Just recovering his senses after being sent head-first into the wreckage near the Roman arch by the shell from the 75, Sugarwhite had just scrambled unsteadily to his feet, bent like an old man with the pain in his ribs. The canary he’d rescued was silent now, a flattened dusty little body at the bottom of its crushed cage, trodden on in the confusion. Nearby, Gardner still knelt against the wall, his head down, mutely at prayer, and Sugarwhite stared at him stupidly, bothered that a life could be blotted out so completely -- that a decent, kind man could be there one minute and gone the next to whatever darkness death consisted of.
He drew a deep painful breath. He knew Brandison was dead as well, together with one of the Stooges and Docwra. And doubtless Bill Brewer, Jan Stewer and Old Uncle Tom Cobley and all.
‘Oh, Jesus,’ he said in a welter of despair.

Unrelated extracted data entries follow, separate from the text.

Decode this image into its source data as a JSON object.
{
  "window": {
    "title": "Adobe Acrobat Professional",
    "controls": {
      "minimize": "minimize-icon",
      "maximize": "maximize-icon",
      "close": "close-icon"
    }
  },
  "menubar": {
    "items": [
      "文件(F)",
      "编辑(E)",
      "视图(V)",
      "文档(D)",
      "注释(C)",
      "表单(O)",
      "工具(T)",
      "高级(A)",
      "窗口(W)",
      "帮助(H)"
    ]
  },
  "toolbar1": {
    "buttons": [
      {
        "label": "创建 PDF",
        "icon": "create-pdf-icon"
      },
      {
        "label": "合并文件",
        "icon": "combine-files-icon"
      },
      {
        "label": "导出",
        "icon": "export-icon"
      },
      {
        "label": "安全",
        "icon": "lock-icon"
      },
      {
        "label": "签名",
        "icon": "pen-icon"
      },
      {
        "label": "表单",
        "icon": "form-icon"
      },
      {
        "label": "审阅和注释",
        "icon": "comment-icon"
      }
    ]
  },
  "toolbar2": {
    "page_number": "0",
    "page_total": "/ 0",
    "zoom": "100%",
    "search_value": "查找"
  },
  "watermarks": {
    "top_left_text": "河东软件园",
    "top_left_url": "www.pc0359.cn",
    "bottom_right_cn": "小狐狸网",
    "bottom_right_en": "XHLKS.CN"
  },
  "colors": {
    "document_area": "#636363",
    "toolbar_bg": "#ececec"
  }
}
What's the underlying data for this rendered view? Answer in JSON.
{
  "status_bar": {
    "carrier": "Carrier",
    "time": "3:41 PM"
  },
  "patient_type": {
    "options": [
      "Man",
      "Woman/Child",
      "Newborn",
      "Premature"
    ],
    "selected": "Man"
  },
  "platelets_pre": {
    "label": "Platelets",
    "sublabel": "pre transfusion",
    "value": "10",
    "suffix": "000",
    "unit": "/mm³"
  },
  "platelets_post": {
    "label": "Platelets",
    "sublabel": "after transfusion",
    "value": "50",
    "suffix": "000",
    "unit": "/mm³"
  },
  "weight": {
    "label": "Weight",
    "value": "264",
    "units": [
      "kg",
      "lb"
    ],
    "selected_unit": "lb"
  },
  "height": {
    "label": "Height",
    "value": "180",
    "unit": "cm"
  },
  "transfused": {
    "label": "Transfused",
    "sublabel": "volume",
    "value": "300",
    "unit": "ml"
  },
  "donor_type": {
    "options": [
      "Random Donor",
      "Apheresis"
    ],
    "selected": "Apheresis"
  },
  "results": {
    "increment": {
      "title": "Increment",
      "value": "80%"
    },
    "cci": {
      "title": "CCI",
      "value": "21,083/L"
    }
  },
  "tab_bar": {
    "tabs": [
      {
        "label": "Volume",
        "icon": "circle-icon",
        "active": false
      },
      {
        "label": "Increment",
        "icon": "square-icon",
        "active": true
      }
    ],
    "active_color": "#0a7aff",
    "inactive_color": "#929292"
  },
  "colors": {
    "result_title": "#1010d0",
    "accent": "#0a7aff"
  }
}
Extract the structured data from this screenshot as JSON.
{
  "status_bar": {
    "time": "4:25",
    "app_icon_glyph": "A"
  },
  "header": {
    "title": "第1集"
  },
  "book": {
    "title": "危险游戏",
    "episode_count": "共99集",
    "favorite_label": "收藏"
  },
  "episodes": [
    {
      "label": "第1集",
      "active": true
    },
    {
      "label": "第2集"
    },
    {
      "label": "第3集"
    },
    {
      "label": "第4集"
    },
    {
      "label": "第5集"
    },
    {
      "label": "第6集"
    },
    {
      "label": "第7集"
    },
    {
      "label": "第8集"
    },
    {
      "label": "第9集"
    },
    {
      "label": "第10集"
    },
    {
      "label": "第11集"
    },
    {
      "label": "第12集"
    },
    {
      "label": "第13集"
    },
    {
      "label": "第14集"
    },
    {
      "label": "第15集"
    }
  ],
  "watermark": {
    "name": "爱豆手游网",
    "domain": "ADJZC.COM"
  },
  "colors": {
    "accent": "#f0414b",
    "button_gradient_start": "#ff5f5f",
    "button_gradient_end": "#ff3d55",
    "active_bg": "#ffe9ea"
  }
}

He wiped the back of his hand across his face and his mouth opened and shut slowly, as if the hinges of his jaw were clogged with dirt; his head seemed numb but full of rushes of pain. Realizing he was the only man left alive in the rubble by the strongpoint, he began to weep with rage, fright and self-sympathy. His mouth sour from the taste of bile, he brushed a hand across his eyes to free them from the paste of sweat and grime. As he blinked, he saw Hockold’s party moving among the houses opposite, their water bottles flapping as they ran. He scrambled to his feet, wincing with pain, and shot across the Shariah Jedid after them, in a panic that he’d be left behind. He was just pounding up a flight of stairs where he’d seen them disappear, when the blast from
Andolfo
caught him and dumped him neatly at the bottom again. Somebody, he decided, had it in for him that day.
Determined not to be left behind, he grimly pulled himself up again, his mood changing as he realized that in spite of everything that had happened to him, he was still miraculously alive. Suddenly he felt he was going to survive and the thought sufficed to encourage him. Mad enough to bite somebody, he determined once more to do someone some damage. He had already shot several Germans but this latest insult decided him to shoot more. As he got to his feet, a portion of the ceiling collapsed on to his steel helmet with a clang that almost broke his neck and he felt certain he’d been hit on the head with an anvil.
Guglielmotti
had joined
Andolfo,
and more blazing fragments of netting were swept upwards to join the others that were descending on the town like crimson snowflakes. The roof above Sugarwhite, already weakened by the exploding
Andolfo,
lifted then sagged towards him in a shower of tiles, bricks, timbers and dust.
The two ships had been torn open by the blast and now sank hissing into the water, their decks a mass of white-hot flame. But
Cassandra,
the outside ship on the trot, was still afloat. Her ropes severed, her bridge flattened, her masts and funnel gone, and licked by flame from
Guglielmotti,
she drifted into the middle of the harbour. Then she went, too, and a final shower of bricks, timbers, tiles and other debris, all that was left of the roof, fell on Sugarwhite and buried him.
To Bradshaw, crouching inside the warehouse, it seemed as if the end of the world had come. He was aware of flashing lights and timbers falling on him as the roof collapsed, of the ground coming up to hit him, and sheets of corrugated iron sliding down out of the sky to clank to the concrete around him. He prayed that none of them would fall on him because, if they did, they would probably cut him in half.
Moving out towards the POW compound on the higher ground, which they were hoping to defend, Hochstatter, Tarnow and Hrabak stopped and turned.
‘Gott im Himmel!
Hrabak gasped. ‘They got the ships after all!’
The machine-gunners on top of the naval barracks had been lifted neatly over the edge of the roof with their weapons and deposited in the roadway, and were now trying to crawl to safety, bruised and breathless, several of them with broken limbs. By the Mantazeh Palace, crouching down out of the blast, Sergeant Berringer bent over Sotheby to protect him from the debris falling in showers from the ornate turrets.